“Hope is the thing with feathers
That perches in the soul-
And sings the tune without the words
And never stops at all-“
This was the quote that greeted me on a brown rustic wooden board that stood beside Sam’s door. Stepping out of the car, I stood for a moment, inhaling the jolly sweet rusty smell of after-rain which evaporated from the sand In the mini gardens. The sky was mostly cloudless with only a few light clumps of clouds here and there, and even those were shady. The unwelcoming rays of the sun penetrated through my skin, a hot 35 degrees; I was home. It had rained the previous day, no wonder the weather was so hot.
“Need any help?” George’s voice snapped me out of my daydream.
He stood a little behind me, grinning as I turned to face him. He knew pretty well I hadn’t even started offloading yet, I was lost in thoughts.
“Hey, don’t mock the cancer girl, doc. I’m hurting enough already you know.” I replied back, gently grasping at the upper part of my blouse where I knew my heart was.
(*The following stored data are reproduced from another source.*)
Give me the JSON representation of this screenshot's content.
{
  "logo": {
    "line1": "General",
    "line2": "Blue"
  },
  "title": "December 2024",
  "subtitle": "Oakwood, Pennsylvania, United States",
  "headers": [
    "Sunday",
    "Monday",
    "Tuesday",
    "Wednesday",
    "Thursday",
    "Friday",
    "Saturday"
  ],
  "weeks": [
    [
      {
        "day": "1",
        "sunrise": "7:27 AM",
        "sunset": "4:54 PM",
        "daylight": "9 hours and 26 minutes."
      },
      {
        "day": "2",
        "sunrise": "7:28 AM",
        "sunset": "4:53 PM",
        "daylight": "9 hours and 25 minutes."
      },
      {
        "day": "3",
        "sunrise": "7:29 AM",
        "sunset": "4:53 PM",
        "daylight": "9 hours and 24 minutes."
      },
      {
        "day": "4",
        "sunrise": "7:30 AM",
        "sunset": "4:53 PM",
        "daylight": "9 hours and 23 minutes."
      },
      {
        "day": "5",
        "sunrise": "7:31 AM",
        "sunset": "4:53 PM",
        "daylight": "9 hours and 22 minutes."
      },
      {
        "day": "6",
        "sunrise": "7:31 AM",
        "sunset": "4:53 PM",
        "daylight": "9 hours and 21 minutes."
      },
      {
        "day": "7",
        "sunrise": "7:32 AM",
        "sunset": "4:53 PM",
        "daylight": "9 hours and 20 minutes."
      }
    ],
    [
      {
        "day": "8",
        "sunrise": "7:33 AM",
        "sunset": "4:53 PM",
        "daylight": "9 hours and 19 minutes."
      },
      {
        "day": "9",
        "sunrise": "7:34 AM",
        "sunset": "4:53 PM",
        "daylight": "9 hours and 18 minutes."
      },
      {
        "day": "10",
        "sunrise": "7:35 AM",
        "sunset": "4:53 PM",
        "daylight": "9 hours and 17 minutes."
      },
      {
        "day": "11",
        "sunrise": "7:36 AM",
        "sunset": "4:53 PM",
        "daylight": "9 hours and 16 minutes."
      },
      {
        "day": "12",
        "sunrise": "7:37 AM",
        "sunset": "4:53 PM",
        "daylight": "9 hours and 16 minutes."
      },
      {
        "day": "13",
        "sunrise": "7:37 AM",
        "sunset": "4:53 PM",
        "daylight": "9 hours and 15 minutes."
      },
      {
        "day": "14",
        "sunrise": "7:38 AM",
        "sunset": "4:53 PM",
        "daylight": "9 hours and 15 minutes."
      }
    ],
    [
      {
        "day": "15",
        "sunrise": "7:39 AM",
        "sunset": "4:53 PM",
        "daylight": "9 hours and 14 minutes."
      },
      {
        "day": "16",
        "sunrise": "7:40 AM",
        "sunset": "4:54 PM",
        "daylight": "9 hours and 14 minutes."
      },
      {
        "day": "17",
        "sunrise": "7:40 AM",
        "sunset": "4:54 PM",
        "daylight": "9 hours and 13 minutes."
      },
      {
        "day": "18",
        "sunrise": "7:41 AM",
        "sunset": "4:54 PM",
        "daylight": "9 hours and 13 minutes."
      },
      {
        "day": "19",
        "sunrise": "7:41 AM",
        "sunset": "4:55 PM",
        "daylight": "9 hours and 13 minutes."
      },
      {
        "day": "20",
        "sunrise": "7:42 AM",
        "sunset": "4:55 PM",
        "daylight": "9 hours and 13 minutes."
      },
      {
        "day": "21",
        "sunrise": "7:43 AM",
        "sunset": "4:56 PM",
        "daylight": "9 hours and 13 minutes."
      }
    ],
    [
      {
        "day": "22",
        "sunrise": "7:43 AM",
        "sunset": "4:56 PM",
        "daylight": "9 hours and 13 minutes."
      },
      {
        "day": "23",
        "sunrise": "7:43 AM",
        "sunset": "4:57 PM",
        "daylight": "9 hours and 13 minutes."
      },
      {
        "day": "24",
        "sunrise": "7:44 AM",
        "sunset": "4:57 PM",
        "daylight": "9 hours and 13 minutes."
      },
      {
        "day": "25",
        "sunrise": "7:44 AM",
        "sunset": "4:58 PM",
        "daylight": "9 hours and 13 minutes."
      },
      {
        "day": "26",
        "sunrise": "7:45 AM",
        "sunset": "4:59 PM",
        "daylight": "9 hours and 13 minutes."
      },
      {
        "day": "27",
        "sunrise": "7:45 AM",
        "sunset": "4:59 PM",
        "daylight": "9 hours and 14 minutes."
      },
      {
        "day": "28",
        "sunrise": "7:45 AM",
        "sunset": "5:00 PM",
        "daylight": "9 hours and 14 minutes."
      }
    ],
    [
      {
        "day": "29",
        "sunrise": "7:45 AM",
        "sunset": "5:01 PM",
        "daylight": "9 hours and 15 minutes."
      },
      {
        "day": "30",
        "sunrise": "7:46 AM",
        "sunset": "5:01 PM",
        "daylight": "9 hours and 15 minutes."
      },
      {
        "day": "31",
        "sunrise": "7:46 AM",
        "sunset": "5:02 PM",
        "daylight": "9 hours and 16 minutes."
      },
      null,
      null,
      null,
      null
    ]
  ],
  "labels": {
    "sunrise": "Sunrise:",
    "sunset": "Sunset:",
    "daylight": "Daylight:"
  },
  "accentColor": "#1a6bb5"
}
He laughed, “Oh, so you’re playing the cancer card now huh, good thing I’m immune.” We both laughed.
Dr George Sandow’s an old friend of mine. He was the one who diagnosed me with my Meningioma and helped me through the first few months of coming to terms with having a tumor growing in my brain. Ever since then, we became tight friends even with an age gap of about 12 years. I remember when I was leaving town, he told me
“This is your home Summer, and when your home comes calling, you know where to find me.”
When I called him the other day that I had decided to come back, his voice rose to a high pitch as he exclaimed,
“I’m glad you took it literally Summer.”
Perks of living in a small town, everybody knew everybody and everybody got emotionally invested in everybody’s business.